Embedded Methods of Feature Selection with Code

The three methods are :-

  • Filter method: This method applies feature selection by using statistical tests to check the correlation of features to the target variable. This selection is independent of a machine learning algorithm. Examples of statistical tests are Chi-Square, Analysis of Variance, Pearson's Correlation and, Linear Discriminant Analysis
  • Wrapper Method: Several subsets with different features are selected and trained on a model to find the best accuracy score. This operation is carried out by adding and removing these features from a set and is computationally expensive. Examples are Forward Feature Selection, Backward Feature Elimination and, Recursive Feature Elimination.
  • Embedded Method: It combines both the wrapper and filter method.

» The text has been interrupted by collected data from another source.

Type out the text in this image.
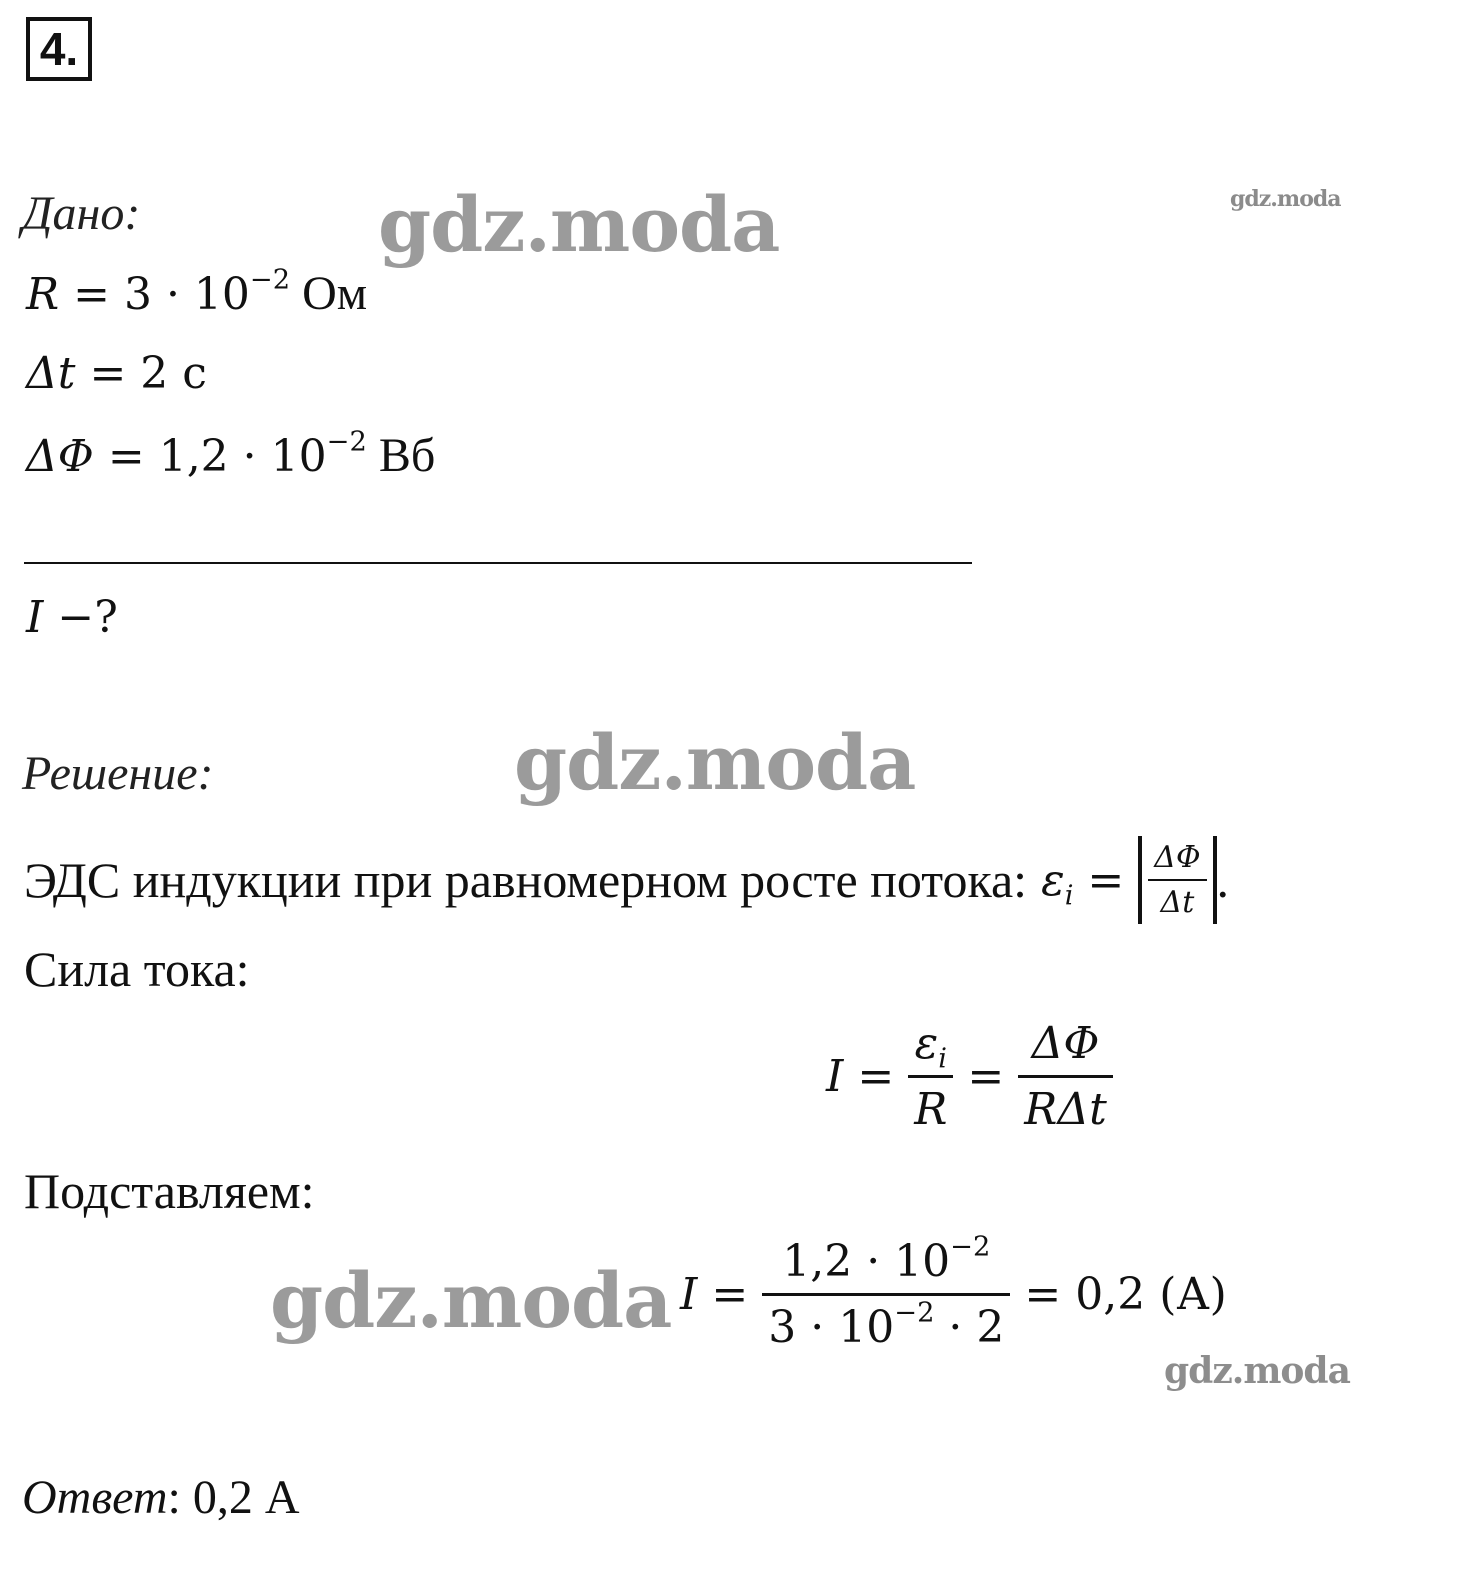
4.
Дано:
$R = 3 \cdot 10^{-2}$ Ом
Δt = 2 с
$\Delta\Phi = 1,2 \cdot 10^{-2}$ Вб
I −?
Решение:
ЭДС индукции при равномерном росте потока: $\varepsilon_i = \frac{\Delta\Phi}{\Delta t}$ .
Сила тока:
$I = \frac{\varepsilon_i}{R} = \frac{\Delta\Phi}{\text{RΔt}}$
Подставляем:
$I = \frac{1,2 \cdot 10^{-2}}{3 \cdot 10^{-2} \cdot 2} = 0,2$ (А)
Ответ: 0,2 А
gdz.moda	gdz.moda
gdz.moda
gdz.moda
gdz.moda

Developers can apply this with algorithms that have built-in feature selection methods.

We will focus on Embedded Feature Selection in this article.

Let's consider the data used in this article below.

Data

The data used is the White Wine Quality Dataset and, you can get it here, together with the code.

Let's import our standard packages, NumPy and Pandas.

import pandas as pd
import numpy as np

Next, we read our data and visualize it.

wine_data = pd.read_csv('whitewine-quality.csv')

wine_data.head()
Output

Screenshot_20220103-110638.png

Features contained in this data are:-

  1. Alcohol
  2. Citric Acid Content
  3. Volatile Acidity
  4. Density
  5. Total Sulphur Dioxide
  6. Free Sulphur Dioxide
  7. Residual Sugar
  8. pH
  9. Sulphates
  10. Chlorides
  11. Fixed Acidity.

Some of the dataset use cases are:-

  1. Helping manufacturers know what to focus on during production.
  2. Help store owners select the wines 🍷 based on the product's specifications.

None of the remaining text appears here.